Look around at how many people are possessions poor. They have the big SUV and the fancy sports model and bills up the tailpipe. They teeter constantly on the edge of disaster simply because they want toys that say I have more than you do.  Don’t need to play that game. I have no problem with who I am. I don’t envy anyone, because I don’t really know his or her real situation.
But there are things I want. I do want my PC. That helps me keep in contact with people and it lets me do research on subjects that interest me and it is a tool for my writing. I want a TV and a machine to play music. I want to buy books to read and music to listen to. I would like to go to some cultural events: plays, concerts, ballets.

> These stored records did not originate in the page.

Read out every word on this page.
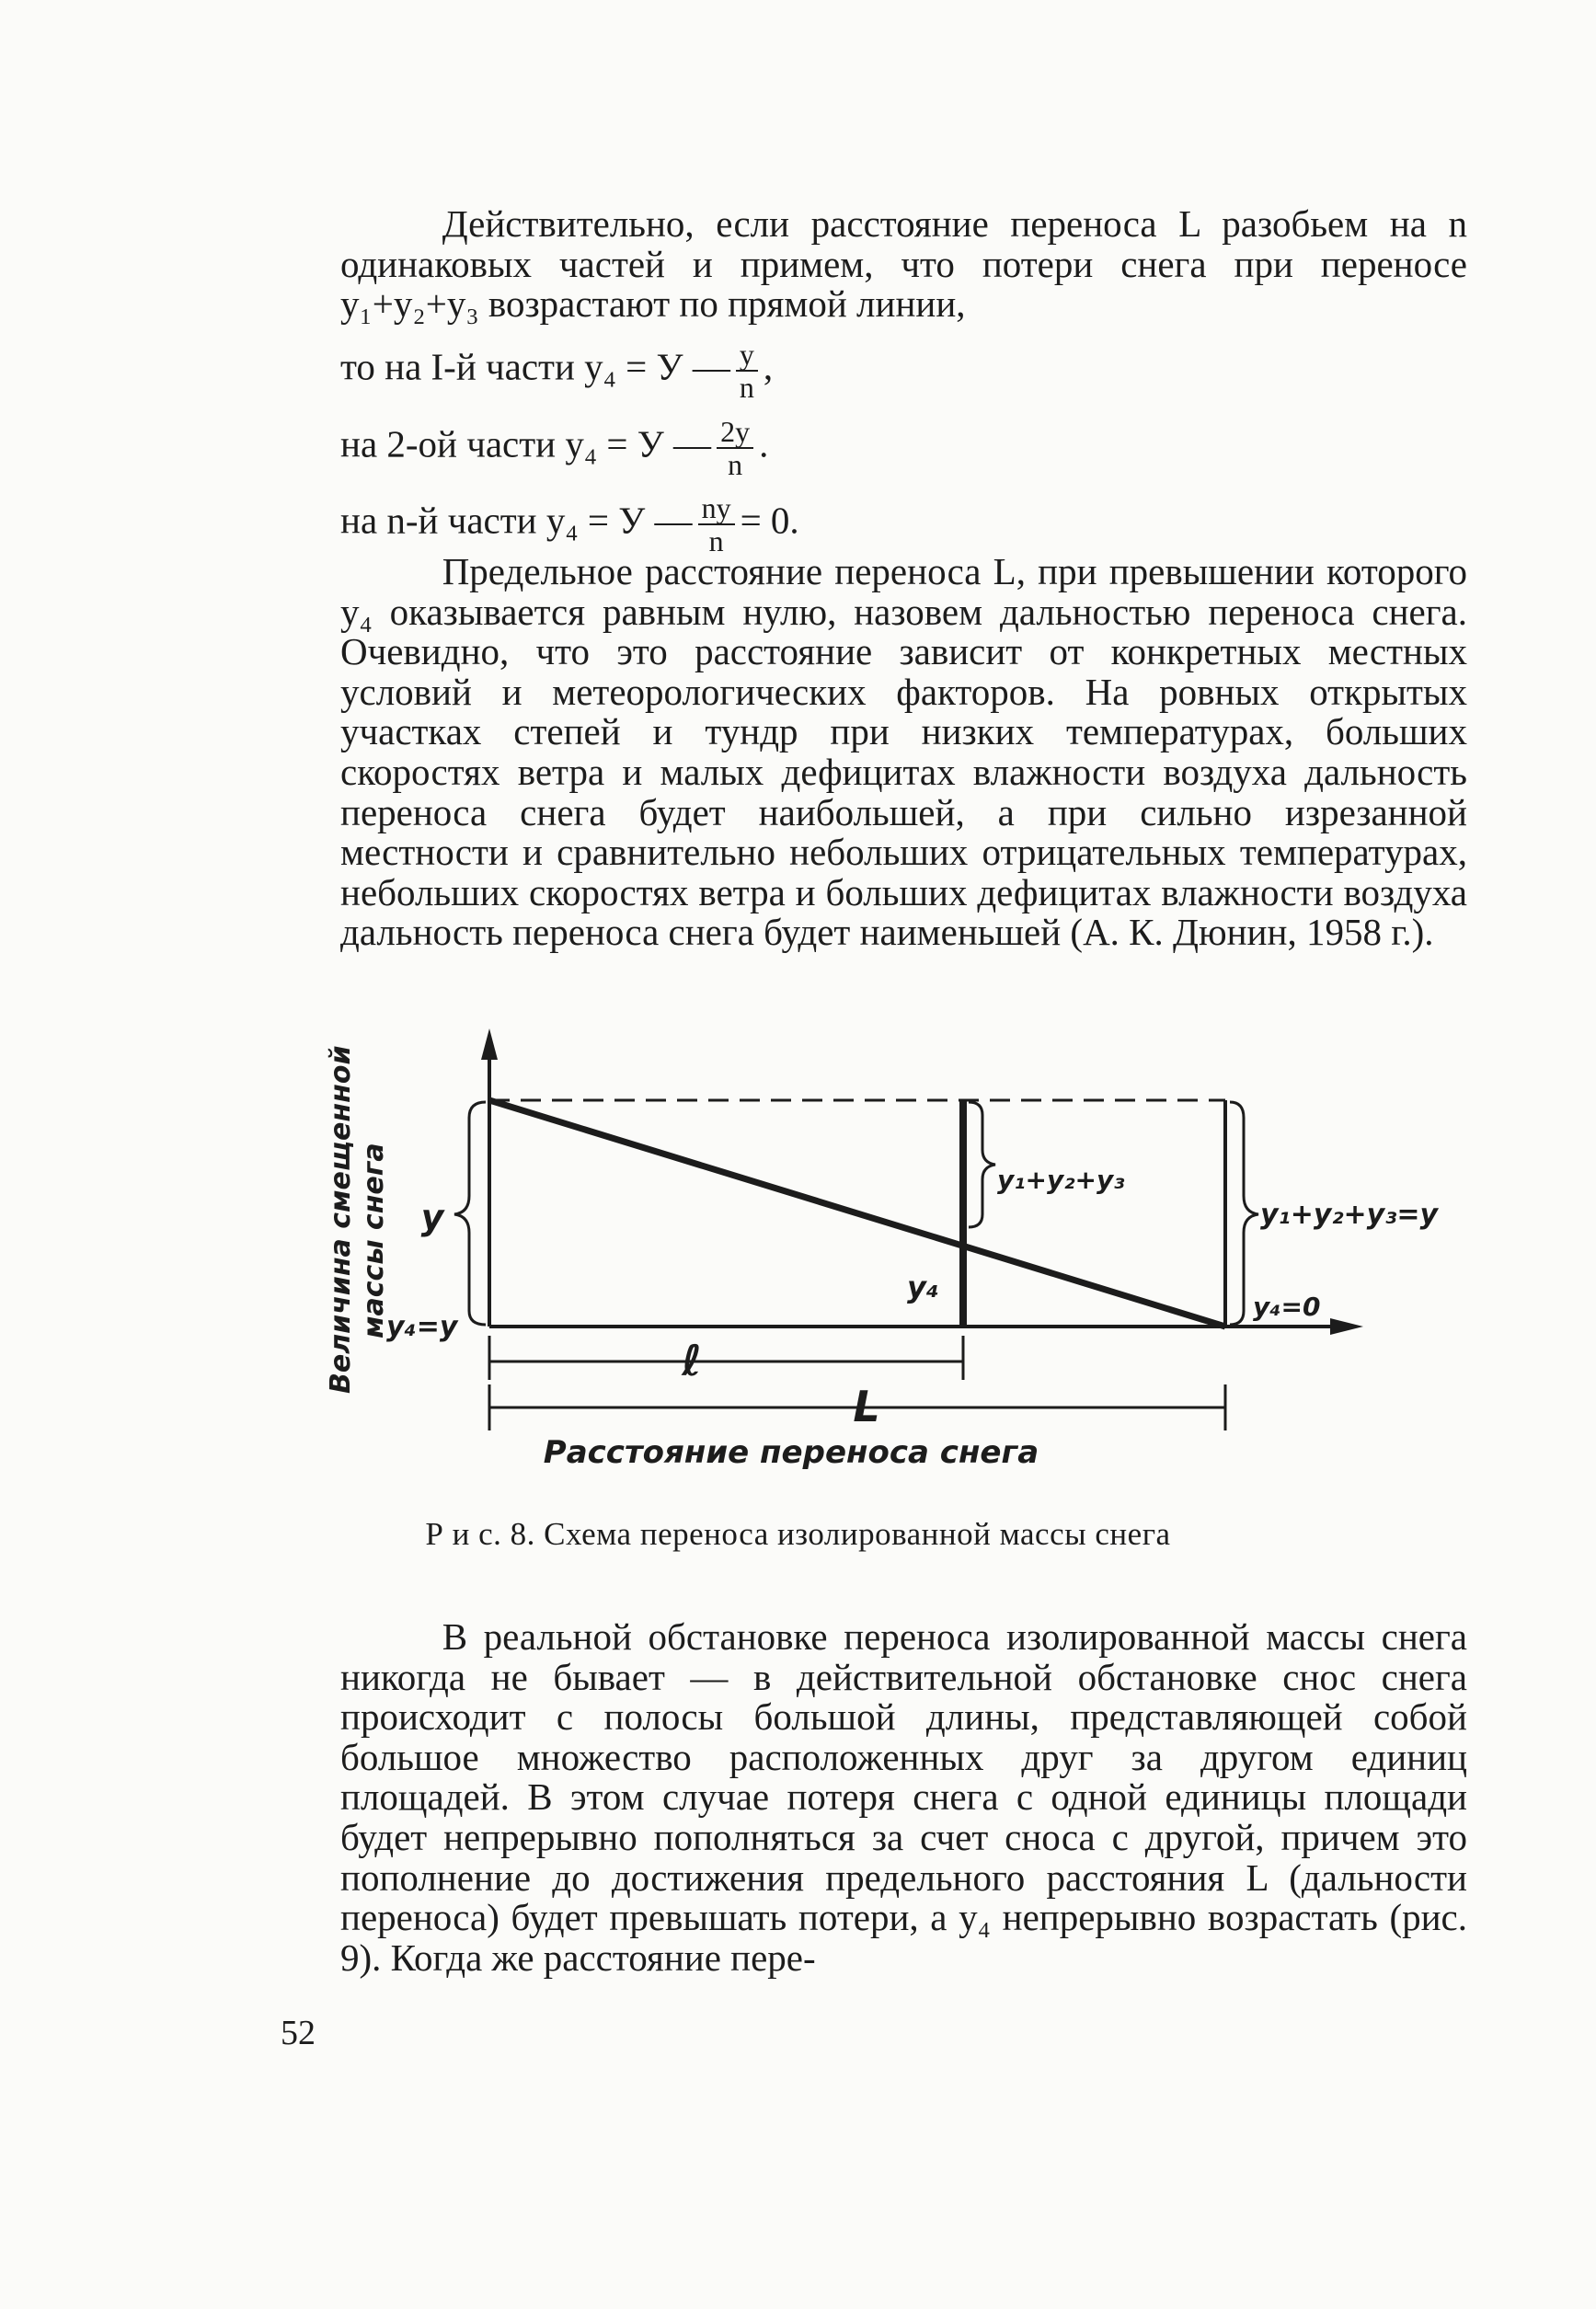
Действительно, если расстояние переноса L разобьем на n одинаковых частей и примем, что потери снега при переносе у₁+у₂+у₃ возрастают по прямой линии,

то на I-й части у₄ = У — $\frac{у}{n}$ ,
на 2-ой части у₄ = У — $\frac{2у}{n}$ .
на n-й части у₄ = У — $\frac{nу}{n} = 0$.

Предельное расстояние переноса L, при превышении которого у₄ оказывается равным нулю, назовем дальностью переноса снега. Очевидно, что это расстояние зависит от конкретных местных условий и метеорологических факторов. На ровных открытых участках степей и тундр при низких температурах, больших скоростях ветра и малых дефицитах влажности воздуха дальность переноса снега будет наибольшей, а при сильно изрезанной местности и сравнительно небольших отрицательных температурах, небольших скоростях ветра и больших дефицитах влажности воздуха дальность переноса снега будет наименьшей (А. К. Дюнин, 1958 г.).

ℓ
L
у
у₄=у
у₄
у₁+у₂+у₃
у₁+у₂+у₃=у
у₄=0
Величина смещенной массы снега
Расстояние переноса снега
Р и с. 8. Схема переноса изолированной массы снега

В реальной обстановке переноса изолированной массы снега никогда не бывает — в действительной обстановке снос снега происходит с полосы большой длины, представляющей собой большое множество расположенных друг за другом единиц площадей. В этом случае потеря снега с одной единицы площади будет непрерывно пополняться за счет сноса с другой, причем это пополнение до достижения предельного расстояния L (дальности переноса) будет превышать потери, а у₄ непрерывно возрастать (рис. 9). Когда же расстояние пере-

52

I would like to travel and visit different parts of our world.  And you know what – materially that’s about it.  And I believe the economic system should be geared to providing us with these modest desires, but the love of money by some has robbed many of these simple pleasures.
Here is what I believe business should be.  It never was and never will be, but it is what I think it should be.

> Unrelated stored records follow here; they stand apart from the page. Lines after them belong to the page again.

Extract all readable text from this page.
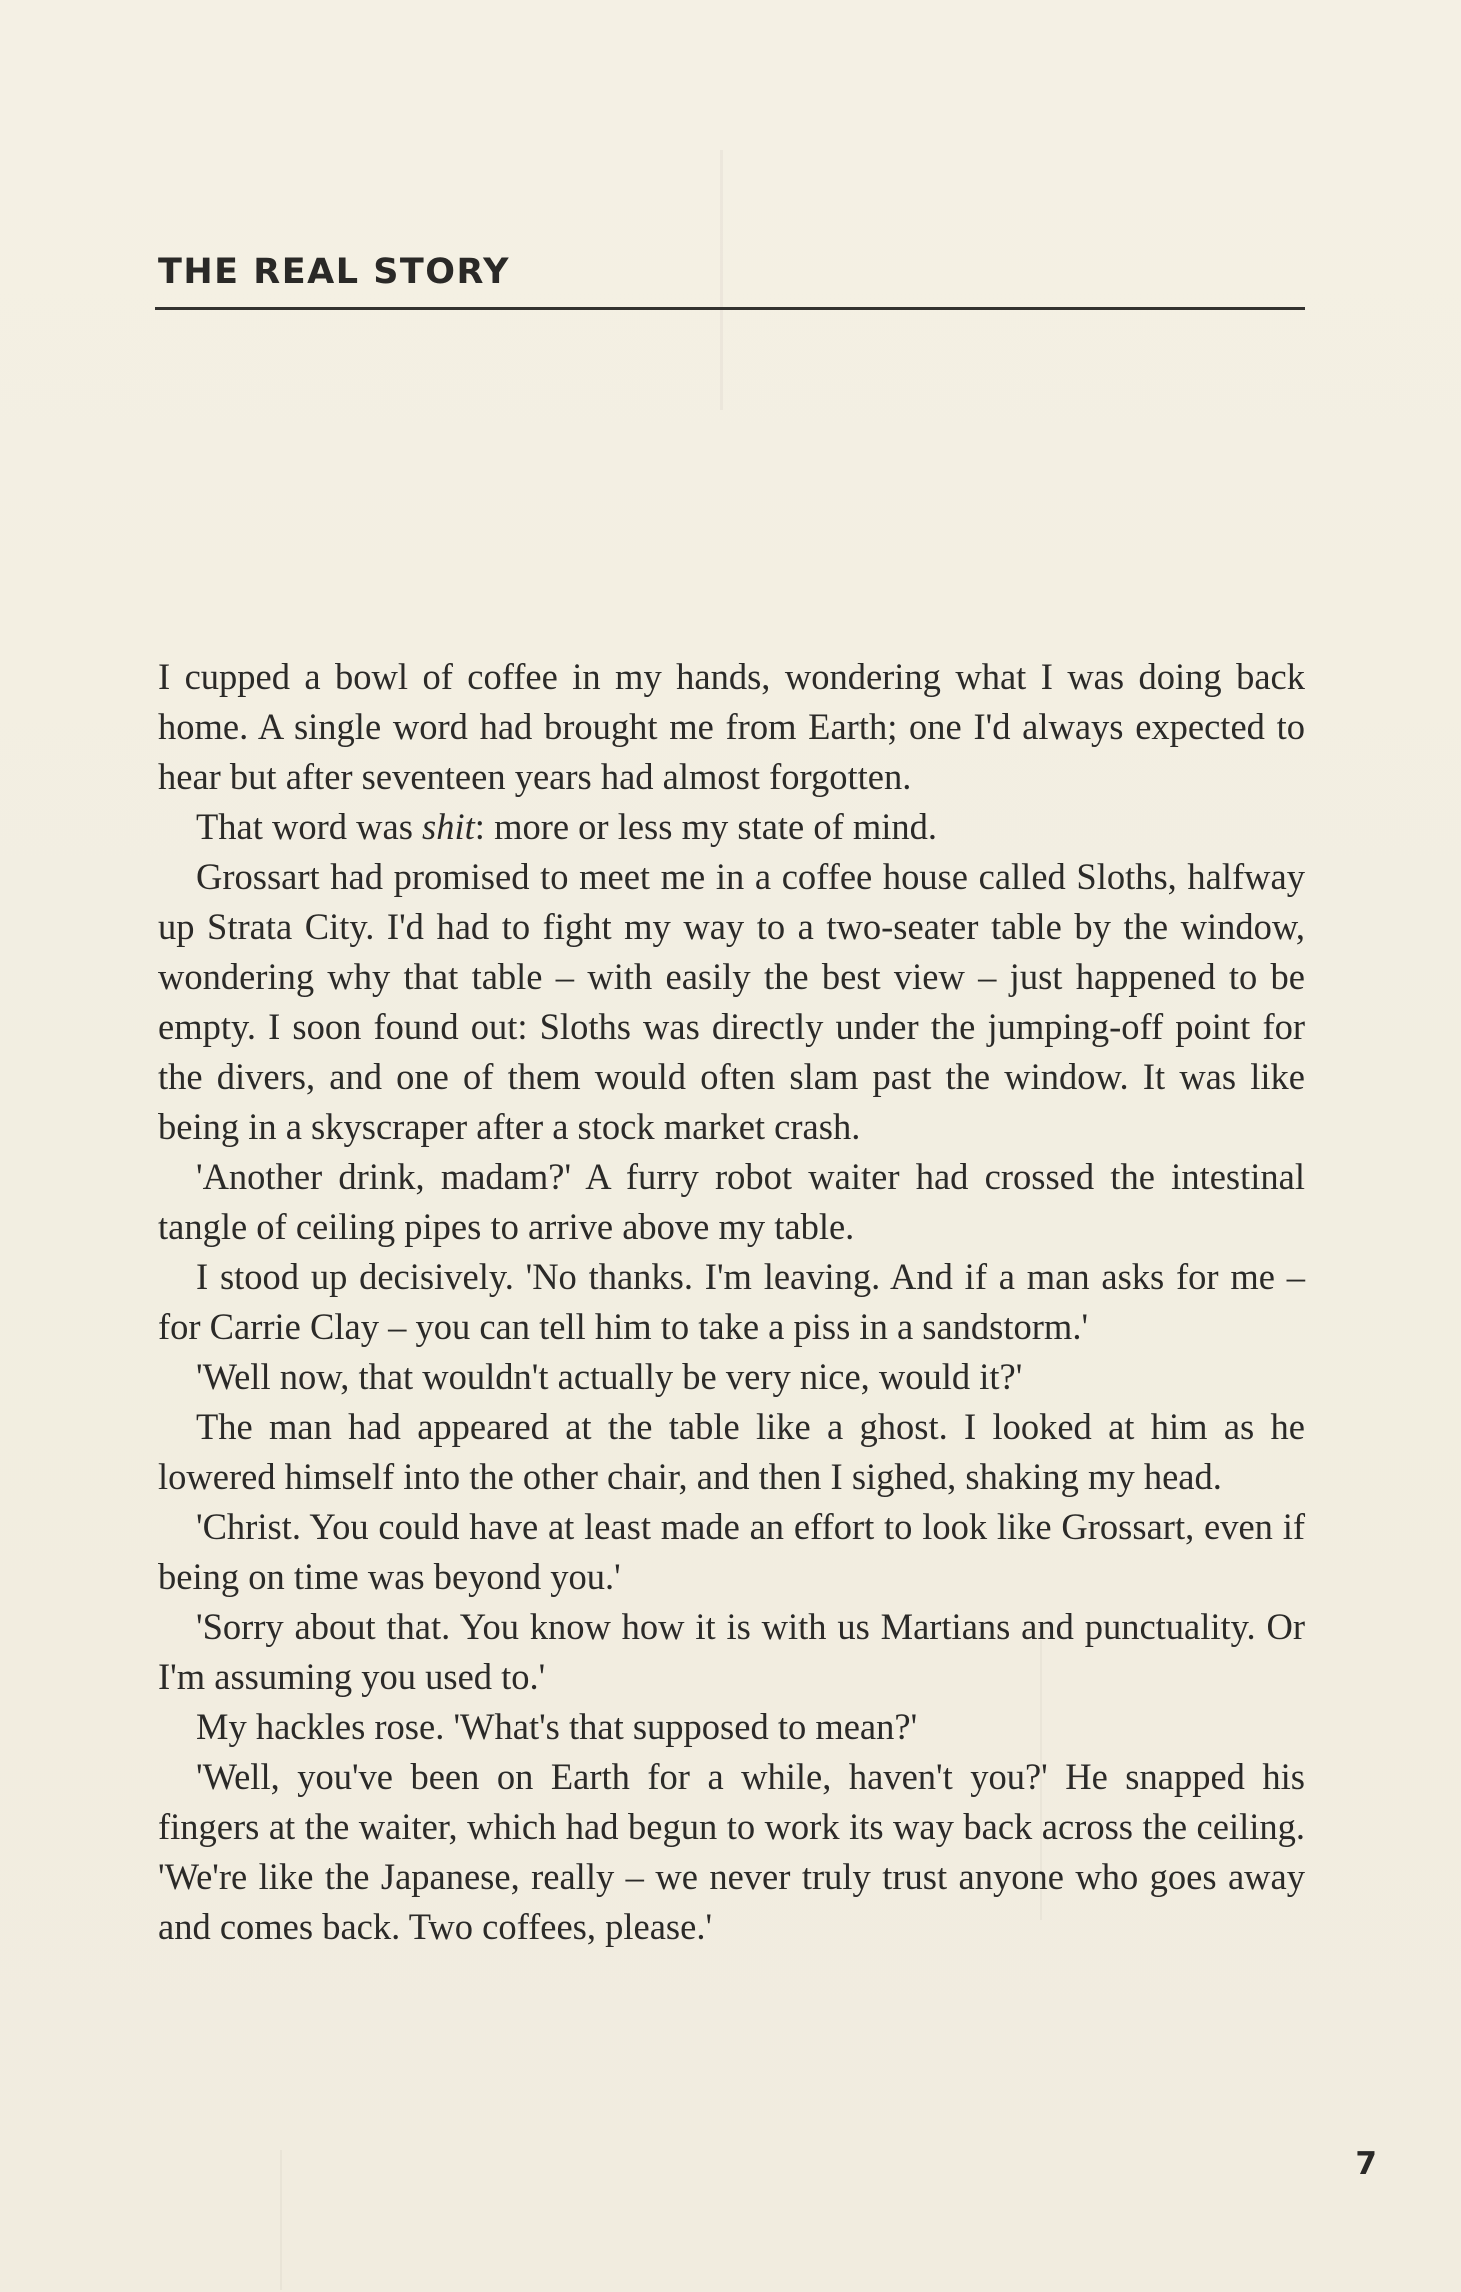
THE REAL STORY

I cupped a bowl of coffee in my hands, wondering what I was doing back home. A single word had brought me from Earth; one I'd always expected to hear but after seventeen years had almost forgotten.

That word was shit: more or less my state of mind.

Grossart had promised to meet me in a coffee house called Sloths, halfway up Strata City. I'd had to fight my way to a two-seater table by the window, wondering why that table – with easily the best view – just happened to be empty. I soon found out: Sloths was directly under the jumping-off point for the divers, and one of them would often slam past the window. It was like being in a skyscraper after a stock market crash.

'Another drink, madam?' A furry robot waiter had crossed the intestinal tangle of ceiling pipes to arrive above my table.

I stood up decisively. 'No thanks. I'm leaving. And if a man asks for me – for Carrie Clay – you can tell him to take a piss in a sandstorm.'

'Well now, that wouldn't actually be very nice, would it?'

The man had appeared at the table like a ghost. I looked at him as he lowered himself into the other chair, and then I sighed, shaking my head.

'Christ. You could have at least made an effort to look like Grossart, even if being on time was beyond you.'

'Sorry about that. You know how it is with us Martians and punctuality. Or I'm assuming you used to.'

My hackles rose. 'What's that supposed to mean?'

'Well, you've been on Earth for a while, haven't you?' He snapped his fingers at the waiter, which had begun to work its way back across the ceiling. 'We're like the Japanese, really – we never truly trust anyone who goes away and comes back. Two coffees, please.'

7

Businesses should not grow into giant conglomerates to begin with.  What ever happened to the anti-trust laws anyhow?  More businesses mean more competition and choices and respect for the consumer.  Forget the argument about the economy of scale.  That only works with an honest business climate that really does pass the savings of bulk on to the customer. But some of those savings come at a cost to one of the things I think should be part of business, employment.
A business should be developed to meet a need of people. There is nothing wrong with the person getting rich because they invented something people want.  There is something wrong, though, if that person deliberately doesn’t produce what he is capable of producing to create an artificial shortage and thus drive the price up.
I believe a business should provide:
A goods or service of use to the people and it should be honest in dealing with its customers, assuring quality and a fair price.
Jobs for people at a descent wage and with job security based on reasonable working hours and conditions and the true demand for the product, and on the acceptance of a reasonable profit, not an attempt to inflate profit at the cost of employee and customer.
Lastly, a reasonable return to the owners or investors in the business.  But the thrust of the business should be in development of a needed product, the quality of the product and the well being of the employees, not simply increasing the wallet of the investors.
There should never be the great chasms of cash between the upper managers and the lower workers. Certainly the higher ups should make more than the janitor and the clerk, but it should be in proper scale. And there should always be the opportunity for that janitor and clerk to work themselves up the pyramid by hard work and initiative.
Here is something I say: If I was an honest car mechanic I would never lack for customers. If I charged fair prices, did the work as I claimed and only where needed, people would flock to me.  I would make a profit and live comfortably and I would be respected.  And I would also have a house full of mirrors, because I could look myself in the mirror and see a decent human being.
Today’s CEOs and other top managers are like vampires in many ways.  They suck the lifeblood out of their fellow man and they have no need for mirrors, for one casts no reflection and the other can’t look at theirs.